Sex without condoms

So your teenager is having sexual intercourse. That particular cat is out of the bag, and you’re stopping it is not the battle you are choosing the fight. The problem is that your son or daughter is having sexual intercourse without condoms. How do you fight that battle? Here are a few places to start:

  1. Take them to Planned Parenthood to get tested for STDs. If you have a son, and you are looking for a bit of aversion therapy, make sure he gets tested for syphilis. (It’s a particularly nasty little test, and is not always included in a general round of STD testing.)
  2. Make sure they know that minors (i.e., those under 18) can buy condoms. It is not against the law to sell condoms to minors. In fact, they can get them free from a number of places (google free condoms to find out where).
  3. Leave a big bowl full of condoms in your teenager’s bathroom. That way, you know your teenager has access to free condoms. Make sure there are enough condoms so your teenager doesn’t worry that you’re trying to keep tabs on how many they’re using. Refill regularly with no comments. (Costco is a source of great big boxes of condoms.)
  4. Ask your teenager every time they leave the house if they have a condom with them. Make them show it to you. Embarrassing? Yes. Drives the point home? Absolutely.
  5. Make sure your teenager knows how to put on a condom. You can teach them, your partner can teach them, or some other adult can teach them. But there are just several points teenagers need to know about this (check the expiration date, pay attention to the reservoir on the end, make sure the condom comes out still over the penis, etc.). If you have a boy, tell him to practice putting one on during a masturbation session.
  6. Educate your teenager (or have someone else educate them) on how to incorporate condoms into a romantic tryst. (What to say, how to convince an unwilling partner to use one, etc.)

Teenagers have sexual intercourse without condoms for many reasons. What you are trying to do with all of this education, of course, is to listen to each reason your teenager gives you for not using a condom and respond appropriately to it. As a sex educator, I try and instill the belief that the only reason to not wear a condom is if you are actively trying to get pregnant. In that situation, the assumed action will be to include a condom during sexual intercourse, and not wearing one would require discussion.

About Karen Rayne

Dr. Karen Rayne has been supporting parents and families since 2007 when she received her PhD in Educational Psychology. A specialist in child wellbeing, Dr. Rayne has spent much of her career supporting parents, teachers, and other adults who care for children and teenagers.

4 Comments

  1. I just came across your blog (and web site). Kudos to you for treating the subject of adolescent sexuality honestly and legitimately. This country is in desperate need of more professionals like you.

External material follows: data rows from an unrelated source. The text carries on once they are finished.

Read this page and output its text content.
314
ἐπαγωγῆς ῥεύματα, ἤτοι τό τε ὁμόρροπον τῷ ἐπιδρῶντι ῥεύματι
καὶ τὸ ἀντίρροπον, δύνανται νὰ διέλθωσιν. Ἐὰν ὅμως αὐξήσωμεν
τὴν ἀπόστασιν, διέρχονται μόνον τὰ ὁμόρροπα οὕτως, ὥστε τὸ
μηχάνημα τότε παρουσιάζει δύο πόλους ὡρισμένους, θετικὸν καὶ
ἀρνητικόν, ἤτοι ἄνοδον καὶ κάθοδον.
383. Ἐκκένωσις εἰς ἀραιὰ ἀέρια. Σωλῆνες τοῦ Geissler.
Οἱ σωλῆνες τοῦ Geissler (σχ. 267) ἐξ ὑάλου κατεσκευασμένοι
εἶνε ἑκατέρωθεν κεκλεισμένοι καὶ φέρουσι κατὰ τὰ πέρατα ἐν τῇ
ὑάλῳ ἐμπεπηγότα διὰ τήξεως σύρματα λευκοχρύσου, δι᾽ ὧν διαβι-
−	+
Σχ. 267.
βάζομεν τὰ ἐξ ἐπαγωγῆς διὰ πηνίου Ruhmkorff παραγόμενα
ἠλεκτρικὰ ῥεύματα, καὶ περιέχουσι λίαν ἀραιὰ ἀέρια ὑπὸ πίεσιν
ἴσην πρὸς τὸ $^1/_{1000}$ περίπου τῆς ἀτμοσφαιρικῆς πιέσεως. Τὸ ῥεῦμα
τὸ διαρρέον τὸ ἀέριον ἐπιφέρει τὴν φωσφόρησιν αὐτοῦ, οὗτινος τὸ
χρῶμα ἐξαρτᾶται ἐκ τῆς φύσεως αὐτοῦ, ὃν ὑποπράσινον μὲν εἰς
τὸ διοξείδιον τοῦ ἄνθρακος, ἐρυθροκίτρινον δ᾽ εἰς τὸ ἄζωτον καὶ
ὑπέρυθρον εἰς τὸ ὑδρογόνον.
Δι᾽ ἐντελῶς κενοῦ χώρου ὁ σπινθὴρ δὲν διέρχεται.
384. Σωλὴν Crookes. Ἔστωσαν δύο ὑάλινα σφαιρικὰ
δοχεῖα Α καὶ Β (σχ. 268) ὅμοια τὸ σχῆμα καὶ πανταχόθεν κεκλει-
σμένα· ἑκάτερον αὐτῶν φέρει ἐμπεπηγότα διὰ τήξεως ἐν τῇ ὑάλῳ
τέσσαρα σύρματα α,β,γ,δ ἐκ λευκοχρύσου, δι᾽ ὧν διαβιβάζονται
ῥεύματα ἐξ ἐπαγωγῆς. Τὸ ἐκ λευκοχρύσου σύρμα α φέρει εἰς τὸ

    I agree with your post here. I’m not sure how I would have reacted had my parents asked me every time I went out the door if I had condoms with me, though! lol

  2. Thanks, Caitlain!

    You might not have appreciated your parents asking you if you had a condom, but you would have been much more likely to have carried one! If nothing else, than to have avoided the conversation about why you didn’t have one with you. Remember, this is really just advice for parents who have accepted that their teenager is having sex, that they will continue to have sex, and have shown in one way or another that they are not having safe sex.

  3. I live in Germany, and work for the US military here. There is a commercial on Armed Forces Network (AFN – the American TV network all over the world for American’s serving with the military overseas) where they show a teen with lots of piercings, wearing black, ripped clothing, heading out of the house and the mother is grilling him about who he is going to be spending time with, where he is going, when he will be home. The teen is cool with it, rolling his eyes and it is clear that this is a friendly, normal interaction. He gets to look the way he wants and he is respectful about giving the information his parent requires to feel comfortable with his comings and goings. I can easily see, in the context of that conversation, the statement by the mother “Let’s see them!” and the teen pulling out his wallet and showing his 5 comdons. It can be a loving, humorous goodbye ritual. Loving, non-sarcastic humor can go a long way toward building a safe relationship to discuss these issues, or at least impart your views in such a way that your child/teen/young adult can listen.

  4. “the only reason to not wear a condom is if you are actively trying to get pregnant.”

    You know, you just made me think of something.

    Having come of age in the late 1990s, in an era where “wear a rubber, dude” is just modus operandi, I think if I ever decided to have kids, it would be weird and awkward and probably more than a little scary to have sex WITHOUT a condom.

    I’m so used to having sex with condoms, and I’ve had sex without them SO few times (2x with my first partner, and there wasn’t much thrusting involved, and a few times with a monogamous partner that had a vasectomy) that it would be weird to not do it. I think the fear and paranoia would remain a bit, even if we’ve both been tested and we were trying to get pregnant.

    Have sex without a condom? What an unthinkable thing!